Tenants are more than wiling to use this new-found leverage. Arnold Levey heads the tenants association at North Shore Towers in Little Neck, Queens. Tenants in the 300 rent regulated apartments there have joined Levey in blitzing Berman, Fisher and others with calls. “These people all have political ambitions,” says Levey. “We take the position that as wonderful as they may be, we couldn’t possibly support them if they don’t support the current rent laws.”

But the experiences of 1994 and 1999 suggest that regardless of what other council members want, the speaker will get whatever law he wants passed. “He will get his 26 votes one way or another–what we’re trying to do is surround him with nervous members,” says McKee; the idea is to lobby councilmebers who will then lobby the speaker to keep the laws intact. “Ultimately, the decision is going to be Peter’s.”

While it may secure votes, the council blitz is not gaining McKee or Tenants & Neighbors any friends. “Mike McKee’s group is using this as an organizing tool to keep their troops interested between the battles,” charges Fisher, who says rent regulations aren’t even on the council’s radar yet. “Nobody had bothered to ask to sit down with me to discuss this first-hand.
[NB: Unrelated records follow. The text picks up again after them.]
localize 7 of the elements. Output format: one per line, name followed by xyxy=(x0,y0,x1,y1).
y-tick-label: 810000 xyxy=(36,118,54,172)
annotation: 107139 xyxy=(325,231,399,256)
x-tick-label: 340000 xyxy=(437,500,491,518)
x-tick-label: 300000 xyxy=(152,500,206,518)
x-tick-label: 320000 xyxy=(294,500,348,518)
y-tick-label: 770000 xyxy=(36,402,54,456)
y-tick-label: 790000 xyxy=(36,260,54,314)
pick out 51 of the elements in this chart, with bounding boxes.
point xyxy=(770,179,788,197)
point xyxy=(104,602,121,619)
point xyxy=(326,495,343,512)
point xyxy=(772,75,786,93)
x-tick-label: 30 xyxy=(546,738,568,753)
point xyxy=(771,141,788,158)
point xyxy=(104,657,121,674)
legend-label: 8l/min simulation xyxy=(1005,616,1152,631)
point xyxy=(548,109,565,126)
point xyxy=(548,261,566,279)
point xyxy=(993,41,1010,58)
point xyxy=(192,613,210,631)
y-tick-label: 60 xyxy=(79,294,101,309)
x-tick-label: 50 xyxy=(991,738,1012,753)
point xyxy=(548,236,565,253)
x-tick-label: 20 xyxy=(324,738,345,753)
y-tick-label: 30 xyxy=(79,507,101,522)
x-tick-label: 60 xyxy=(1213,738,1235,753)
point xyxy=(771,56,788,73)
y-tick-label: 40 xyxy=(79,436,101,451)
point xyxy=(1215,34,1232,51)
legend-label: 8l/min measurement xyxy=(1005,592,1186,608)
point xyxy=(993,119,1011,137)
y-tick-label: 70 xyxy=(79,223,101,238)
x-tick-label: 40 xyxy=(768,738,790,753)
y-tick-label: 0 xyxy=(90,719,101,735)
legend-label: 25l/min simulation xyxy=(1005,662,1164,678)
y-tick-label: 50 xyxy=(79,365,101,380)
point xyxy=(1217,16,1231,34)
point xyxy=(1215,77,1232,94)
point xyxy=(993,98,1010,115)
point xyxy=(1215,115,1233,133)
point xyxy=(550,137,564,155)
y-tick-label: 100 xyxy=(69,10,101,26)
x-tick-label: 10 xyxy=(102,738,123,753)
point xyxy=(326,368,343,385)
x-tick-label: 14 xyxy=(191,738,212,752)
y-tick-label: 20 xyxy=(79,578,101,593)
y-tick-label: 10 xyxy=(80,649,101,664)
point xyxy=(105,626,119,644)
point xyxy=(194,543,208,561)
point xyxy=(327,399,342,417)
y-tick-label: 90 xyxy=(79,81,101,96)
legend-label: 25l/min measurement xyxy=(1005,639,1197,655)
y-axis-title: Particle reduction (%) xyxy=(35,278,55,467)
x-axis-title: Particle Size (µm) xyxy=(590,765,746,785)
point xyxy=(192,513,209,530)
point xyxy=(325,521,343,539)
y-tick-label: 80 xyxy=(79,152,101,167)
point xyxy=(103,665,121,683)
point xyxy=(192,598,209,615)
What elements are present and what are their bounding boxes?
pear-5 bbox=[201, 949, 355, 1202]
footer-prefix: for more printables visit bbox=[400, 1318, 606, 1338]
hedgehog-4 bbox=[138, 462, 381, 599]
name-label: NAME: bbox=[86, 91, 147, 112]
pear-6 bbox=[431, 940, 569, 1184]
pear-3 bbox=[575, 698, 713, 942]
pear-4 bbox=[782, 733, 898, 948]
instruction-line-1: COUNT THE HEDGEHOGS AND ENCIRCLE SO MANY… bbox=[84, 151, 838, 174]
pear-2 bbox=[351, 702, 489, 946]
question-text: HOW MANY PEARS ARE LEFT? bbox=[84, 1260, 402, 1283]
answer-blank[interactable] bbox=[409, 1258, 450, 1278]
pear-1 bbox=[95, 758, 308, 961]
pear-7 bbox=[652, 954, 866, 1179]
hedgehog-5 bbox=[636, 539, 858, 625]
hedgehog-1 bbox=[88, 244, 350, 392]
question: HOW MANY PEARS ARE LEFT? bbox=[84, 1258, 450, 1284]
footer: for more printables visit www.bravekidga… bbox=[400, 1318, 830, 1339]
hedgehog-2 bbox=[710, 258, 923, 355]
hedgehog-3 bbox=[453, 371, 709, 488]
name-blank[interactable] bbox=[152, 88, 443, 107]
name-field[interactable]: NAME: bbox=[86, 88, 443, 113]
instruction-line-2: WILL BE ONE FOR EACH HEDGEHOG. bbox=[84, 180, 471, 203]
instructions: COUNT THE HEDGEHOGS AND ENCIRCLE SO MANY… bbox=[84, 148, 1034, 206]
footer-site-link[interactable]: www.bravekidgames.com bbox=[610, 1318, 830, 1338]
It’s a cheap attempt to scare people,” and perhaps a ploy to raise money, Fisher suggests. An equally skeptical Berman says, “I’m not unconvinced that the reason tenant advocates have gone to this extent to traumatize the people is [because] they want to be the heroes” when rent regs pass unchanged. Fisher and Berman both say they’ll vote for no changes.

Rica Rinzler, a spokesperson for Vallone, says that “he will renew the rent laws. There have been no suggestions for changes.” Privately, one council member refers to claims that Vallone is anti-tenant as “pure unadulterated bullshit.” Apparently, even McKee and Laurie hold out hope for the speaker. Teaming with Councilmember Stanley Michels, they are drafting a bill that will strengthen protections for city tenants by requiring better maintenance of regulated apartments or funding more subsidies for renters.

Even as they remind Vallone and voters of the speaker’s past betrayals, they’re counting on him to play the hero this time around.